Wednesday, July 25, 2007

Elizabeth Edwards' "Tangerine Moment"

In the face of the immense and horrifying global warming crisis that threatens to destroy us all (any day now), Elizabeth Edwards longer eat tangerines.

That oughta' help.

Edwards was in South Carolina campaigning for her husband's hopes to win the Democrat nomination for President when she made this unusual pledge.

"We've been moving back to 'buy local,'" Mrs. Edwards said, outlining a trade policy that "acknowledges the carbon footprint" of transporting fruit. "I live in North Carolina. I'll probably never eat a tangerine again," she said, speaking of a time when the fruit is [sic] reaches the price that it "needs" to be.

That last clause refers to the belief held by many environmentalists that raising the prices of transported goods can somehow "pay for" the damage to the planet from the carbon emissions of trucks, planes, trains, barges and just about anything else that isn't horse-drawn.

One wonders, of course, how Mrs. Edwards will follow up her strange promise. No more raisins, rainbow trout or Milk Duds? Is she going to be slaughtering her own chickens and pigs? And what of her husband's hair care products? Are they all produced in her home town and require just a boy on a bicycle to drop them off at the house? Indeed, what of the role of transport in virtually all other consumer goods and services in our complex and oh-so-global economy?

And then there's personal travel for such things as business, vacations and booking around the country trying to get your husband into the White House.

No, Mrs.
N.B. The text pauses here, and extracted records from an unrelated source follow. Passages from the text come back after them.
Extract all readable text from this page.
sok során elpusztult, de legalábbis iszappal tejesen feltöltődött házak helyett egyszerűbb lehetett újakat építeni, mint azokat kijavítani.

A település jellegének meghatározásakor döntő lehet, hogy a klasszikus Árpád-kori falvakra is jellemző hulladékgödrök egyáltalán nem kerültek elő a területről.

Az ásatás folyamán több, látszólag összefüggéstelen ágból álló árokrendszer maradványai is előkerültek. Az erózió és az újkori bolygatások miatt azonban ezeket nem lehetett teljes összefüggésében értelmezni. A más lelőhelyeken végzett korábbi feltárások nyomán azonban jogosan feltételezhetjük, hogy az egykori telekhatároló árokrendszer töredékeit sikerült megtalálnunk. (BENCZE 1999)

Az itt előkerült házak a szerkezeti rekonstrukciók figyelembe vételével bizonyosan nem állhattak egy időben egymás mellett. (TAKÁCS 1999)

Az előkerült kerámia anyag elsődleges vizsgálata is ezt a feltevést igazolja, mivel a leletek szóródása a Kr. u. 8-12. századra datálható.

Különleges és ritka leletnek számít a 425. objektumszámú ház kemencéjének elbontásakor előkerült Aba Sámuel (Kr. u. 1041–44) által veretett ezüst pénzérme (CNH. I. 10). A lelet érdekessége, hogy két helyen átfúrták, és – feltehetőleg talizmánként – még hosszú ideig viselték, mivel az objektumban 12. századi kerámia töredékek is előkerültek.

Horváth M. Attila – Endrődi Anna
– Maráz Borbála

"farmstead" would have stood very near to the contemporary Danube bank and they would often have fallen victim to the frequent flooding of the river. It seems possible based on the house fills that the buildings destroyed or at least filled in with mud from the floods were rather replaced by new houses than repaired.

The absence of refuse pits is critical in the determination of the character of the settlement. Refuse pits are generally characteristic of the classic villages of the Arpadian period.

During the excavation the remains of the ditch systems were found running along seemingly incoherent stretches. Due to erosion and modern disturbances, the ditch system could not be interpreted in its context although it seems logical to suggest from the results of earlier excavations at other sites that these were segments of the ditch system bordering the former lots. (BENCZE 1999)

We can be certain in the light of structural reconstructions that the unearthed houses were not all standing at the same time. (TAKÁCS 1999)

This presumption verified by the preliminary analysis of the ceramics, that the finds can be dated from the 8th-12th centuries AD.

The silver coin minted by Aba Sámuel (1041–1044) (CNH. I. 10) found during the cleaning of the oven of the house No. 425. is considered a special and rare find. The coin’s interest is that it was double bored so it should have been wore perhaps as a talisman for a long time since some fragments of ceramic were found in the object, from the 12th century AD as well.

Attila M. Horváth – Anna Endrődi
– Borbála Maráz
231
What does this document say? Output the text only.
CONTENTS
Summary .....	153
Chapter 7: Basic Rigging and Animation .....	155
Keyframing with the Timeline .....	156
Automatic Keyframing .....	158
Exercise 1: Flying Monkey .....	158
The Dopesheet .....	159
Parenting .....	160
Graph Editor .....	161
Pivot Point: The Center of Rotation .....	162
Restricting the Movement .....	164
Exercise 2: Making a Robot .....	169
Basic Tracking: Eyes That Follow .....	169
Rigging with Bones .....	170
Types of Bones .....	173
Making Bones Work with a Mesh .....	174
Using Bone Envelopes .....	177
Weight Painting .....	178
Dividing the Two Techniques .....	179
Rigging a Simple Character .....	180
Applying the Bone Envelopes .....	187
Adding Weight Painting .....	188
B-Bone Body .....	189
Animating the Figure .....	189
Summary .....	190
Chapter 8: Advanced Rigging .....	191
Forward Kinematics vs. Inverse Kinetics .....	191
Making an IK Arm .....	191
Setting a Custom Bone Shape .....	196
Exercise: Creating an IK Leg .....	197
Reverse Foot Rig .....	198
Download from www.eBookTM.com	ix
Edwards' "tangerine moment" simply represents another of the illogical, unworkable, and hypocritical examples of trying to be "greener than thou" that are cropping up all over the place. And perhaps as people see what egoism and sheer goofiness marks this new "green consumerism" -- as well as the lack of scientific validity behind the global warming scare itself -- political discourse about practical, responsible environmentalism can make a comeback.

Oh, by the way, Mrs. Edwards' husband, a bit more politically astute than Elizabeth, quickly realized how dumb it was to start offending all the voters who work in food transport, let alone the voters who still want to drink orange juice or eat shrimp or suck on Tootsie Roll Pops.

Asked about her comment immediately after the event, John Edwards avoided the question twice, then said he isn't sure. "Would I add to the price of food?" he asked. "I'd have to think about that."